A sleep trial found that smokers spent more time during the night in the lighter sleep stages, while the non-smokers experienced more restorative, deep sleep.
Being a stimulant, nicotine taken within two hours of bedtime will disrupt the sleep-wake cycle. The stimulation from nicotine may cause a longer sleep latency, taking longer to fall asleep initially. It is estimated that, due to the stimulating effects of nicotine, a person loses 1.2 minutes of sleep for every cigarette they smoke.
Studies have found that heavy smokers with OSA had a higher percentage of light sleep in NREM stages N1 and N2 and a lower percentage of deep sleep found in NREM stage N3.
The sleep fragmentation that occurs due to smoking and OSA may prohibit the person from going into REM sleep, the stage of sleep that restores mind, memory and cognitive abilities.
Dreams occur in REM sleep. When a person is in the process of quitting smoking and is already on CPAP or other therapy for their OSA, it is common for persons to experience vivid dreams. This REM rebound may be due to the person finally achieving consolidated sleep and being able to get into REM sleep.
The National Sleep Foundation states that, due to the stimulating nature of nicotine, smokers can easily develop insomnia if they smoke frequently and close to bedtime.
Insomnia on its own will decrease the amount of sleep time a person receives, causing excessive daytime sleepiness and sleep deprivation. OSA is commonly misdiagnosed as insomnia, especially in women.
Women report more sleep disturbances than men, more nighttime disruptions, more symptoms of insomnia, such as fragmented, poor quality sleep.
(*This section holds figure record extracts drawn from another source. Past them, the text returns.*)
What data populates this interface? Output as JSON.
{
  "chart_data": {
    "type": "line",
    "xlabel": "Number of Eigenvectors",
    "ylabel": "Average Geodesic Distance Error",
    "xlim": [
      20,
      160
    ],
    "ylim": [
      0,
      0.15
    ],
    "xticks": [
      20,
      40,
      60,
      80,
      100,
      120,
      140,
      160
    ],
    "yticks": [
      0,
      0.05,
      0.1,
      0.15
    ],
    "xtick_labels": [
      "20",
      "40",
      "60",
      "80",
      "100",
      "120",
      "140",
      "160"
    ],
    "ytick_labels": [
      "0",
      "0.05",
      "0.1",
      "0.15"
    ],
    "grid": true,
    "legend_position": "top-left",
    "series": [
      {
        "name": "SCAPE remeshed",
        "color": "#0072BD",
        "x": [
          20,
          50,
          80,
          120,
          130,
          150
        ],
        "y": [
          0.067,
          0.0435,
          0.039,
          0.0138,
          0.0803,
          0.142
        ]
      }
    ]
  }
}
Women also have more difficulty than men in stopping smoking.
Smokers hear it constantly. Stop smoking. Nicotine is a highly addictive drug. Stopping isn’t easy, and most people are not successful on the first try. Smoking cessation programs were developed to help.
If you have sleep apnea or suspect that you have it, talk to your doctor or a sleep physician.
If you have sleep apnea and you smoke, do not delay. Help is available to support you in improving your health and living vibrantly.
Interaction between smoking and obstructive sleep apnea, Lin YN, Chin Med J, Sept 2012
Smoking Induces Oropharyngeal Narrowing and Increases the Severity of Obstructive Sleep Apnea Syndrome, Kim, K, Journal of Clinical Sleep Medicine, Vol 12 No. 7
Smoking and OSA: A Vicious Cycle and Synergistic Effects, Li, Q, Austin J Sleep Disord., 2015;(2)3).